Over half of Rotherham residents consider going out and buying stuff a form of exercise, the survey suggests.

The survey of 2,750 Brits by online shopping website Kerchingandwin.co.uk also found that:

  • Over half of Rotherham residents would not walk 20 minutes to buy something;
  • Nearly one in five people would be put off walking somewhere if it was raining;
  • More than one in ten people would rather take the lift than walk up one flight of stairs;
  • A third of people in the UK avoid doing exercise altogether;
  • Two thirds of people say they are too busy to do enough exercise;
  • More than two in five people say online shopping has freed up more time for other things.

In a time when obesity is said to be at epidemic proportions — it is due to double by 2035 — the survey suggests that people are perhaps being a tad lazy when it comes to exercising.

Nearly half – 46 per cent – said that they considered shopping to be part of their exercise routine. The figure in Rotherham is 52 per cent.

When broken down by gender, it was found that women are more likely to treat a shopping spree for their season’s new wardrobe as part of their exercise routine than men – 51 per cent compared to 39 per cent.

Kerchingandwin.co.uk asked people how far they would be prepared to walk to buy something and nearly half – 48 per cent – said they wouldn’t be prepared to walk for just 20 minutes.

When broken down across the UK, it appears Londoners are the laziest, where 55 per cent said they would not walk a mile – though West Midlanders weren’t that fussed either with 54 per cent preferring to jump in a car rather than take a brisk stroll.

For Londoners, it could be that the city’s excellent public transport infrastructure makes getting around by road or rail a better option than on foot.

More than half – 51 per cent – of those in Rotherham said that they would not walk a mile to buy something with men (47 per cent) less willing than women (49 per cent) to walk to buy something.

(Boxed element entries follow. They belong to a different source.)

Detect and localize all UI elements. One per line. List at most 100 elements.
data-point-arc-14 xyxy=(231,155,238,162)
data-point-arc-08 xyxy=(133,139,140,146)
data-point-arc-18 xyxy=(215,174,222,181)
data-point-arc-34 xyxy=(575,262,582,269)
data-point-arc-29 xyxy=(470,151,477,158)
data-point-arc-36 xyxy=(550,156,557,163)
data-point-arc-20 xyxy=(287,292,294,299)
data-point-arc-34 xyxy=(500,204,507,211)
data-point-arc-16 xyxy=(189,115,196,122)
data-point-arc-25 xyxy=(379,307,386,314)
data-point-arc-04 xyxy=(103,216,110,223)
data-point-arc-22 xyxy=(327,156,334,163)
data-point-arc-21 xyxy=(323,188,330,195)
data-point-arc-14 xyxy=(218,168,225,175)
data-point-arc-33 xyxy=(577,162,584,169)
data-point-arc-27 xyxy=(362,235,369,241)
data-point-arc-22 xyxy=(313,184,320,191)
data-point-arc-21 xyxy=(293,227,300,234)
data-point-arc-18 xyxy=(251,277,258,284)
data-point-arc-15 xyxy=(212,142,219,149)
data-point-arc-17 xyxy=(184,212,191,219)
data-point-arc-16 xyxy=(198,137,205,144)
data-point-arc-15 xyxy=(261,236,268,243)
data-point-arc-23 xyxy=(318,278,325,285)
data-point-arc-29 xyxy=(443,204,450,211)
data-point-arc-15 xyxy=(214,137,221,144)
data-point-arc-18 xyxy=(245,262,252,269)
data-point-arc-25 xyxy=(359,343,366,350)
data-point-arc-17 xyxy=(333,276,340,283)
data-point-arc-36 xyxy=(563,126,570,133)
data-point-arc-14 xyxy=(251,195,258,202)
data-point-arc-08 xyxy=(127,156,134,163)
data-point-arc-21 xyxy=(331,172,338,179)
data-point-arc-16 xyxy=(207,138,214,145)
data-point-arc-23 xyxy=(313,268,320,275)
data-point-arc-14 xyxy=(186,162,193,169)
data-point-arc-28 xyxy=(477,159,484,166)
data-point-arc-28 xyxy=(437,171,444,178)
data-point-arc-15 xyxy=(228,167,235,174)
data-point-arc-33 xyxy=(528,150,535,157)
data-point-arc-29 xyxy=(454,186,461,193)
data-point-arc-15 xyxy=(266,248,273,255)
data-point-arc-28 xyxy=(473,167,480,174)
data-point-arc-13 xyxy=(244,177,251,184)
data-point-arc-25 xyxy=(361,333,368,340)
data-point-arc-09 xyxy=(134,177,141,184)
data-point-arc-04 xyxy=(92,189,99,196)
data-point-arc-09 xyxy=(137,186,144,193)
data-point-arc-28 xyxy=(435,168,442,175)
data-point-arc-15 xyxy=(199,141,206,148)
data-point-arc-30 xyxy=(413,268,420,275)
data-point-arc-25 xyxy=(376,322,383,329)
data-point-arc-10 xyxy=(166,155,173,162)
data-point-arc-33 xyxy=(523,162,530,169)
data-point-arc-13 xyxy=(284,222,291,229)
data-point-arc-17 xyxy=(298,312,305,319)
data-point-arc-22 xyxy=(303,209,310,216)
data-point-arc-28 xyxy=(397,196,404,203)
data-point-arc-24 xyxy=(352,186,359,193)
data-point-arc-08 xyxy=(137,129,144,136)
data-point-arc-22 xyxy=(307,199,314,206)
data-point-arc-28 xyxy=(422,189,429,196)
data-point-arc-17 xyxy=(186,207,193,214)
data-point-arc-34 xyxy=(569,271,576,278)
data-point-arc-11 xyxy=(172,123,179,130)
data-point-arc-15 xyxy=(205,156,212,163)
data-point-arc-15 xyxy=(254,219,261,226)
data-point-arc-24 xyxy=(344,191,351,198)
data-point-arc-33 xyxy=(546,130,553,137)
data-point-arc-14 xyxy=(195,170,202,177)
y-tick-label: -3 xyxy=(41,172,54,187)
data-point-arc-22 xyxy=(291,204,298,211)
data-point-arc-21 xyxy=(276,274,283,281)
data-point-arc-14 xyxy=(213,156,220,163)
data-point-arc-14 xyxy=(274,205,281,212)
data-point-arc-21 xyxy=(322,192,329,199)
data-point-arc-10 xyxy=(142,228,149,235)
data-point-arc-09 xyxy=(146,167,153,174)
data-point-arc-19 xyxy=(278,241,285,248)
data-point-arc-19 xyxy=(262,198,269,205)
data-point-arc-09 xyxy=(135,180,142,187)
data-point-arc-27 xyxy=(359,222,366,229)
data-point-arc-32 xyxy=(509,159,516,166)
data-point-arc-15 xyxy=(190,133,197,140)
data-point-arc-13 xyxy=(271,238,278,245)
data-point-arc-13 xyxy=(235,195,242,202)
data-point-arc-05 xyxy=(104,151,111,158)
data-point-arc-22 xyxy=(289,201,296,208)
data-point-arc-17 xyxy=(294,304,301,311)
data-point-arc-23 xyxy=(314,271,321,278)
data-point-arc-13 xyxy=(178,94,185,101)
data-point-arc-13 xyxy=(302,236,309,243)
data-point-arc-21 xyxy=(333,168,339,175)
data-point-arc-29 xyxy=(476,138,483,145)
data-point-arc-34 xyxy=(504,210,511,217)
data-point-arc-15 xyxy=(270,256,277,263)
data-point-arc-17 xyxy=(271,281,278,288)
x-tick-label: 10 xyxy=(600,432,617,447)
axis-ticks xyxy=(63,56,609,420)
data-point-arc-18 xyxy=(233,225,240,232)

The survey also revealed that nearly one fifth of us would be put off walking anywhere if it was raining.

The survey also found that one in ten, when presented with the choice, would rather take the lift than walk up just one flight of stairs.

Craig Larkin, of Kerchingandwin.co.uk, said: “It’s interesting to read that whilst many Brits consider shopping part of their exercise regime, many wouldn’t willingly walk for just 20 minutes to get there.

“The growth of online shopping has freed up more time for Brits to do other activities, such as going to the gym.”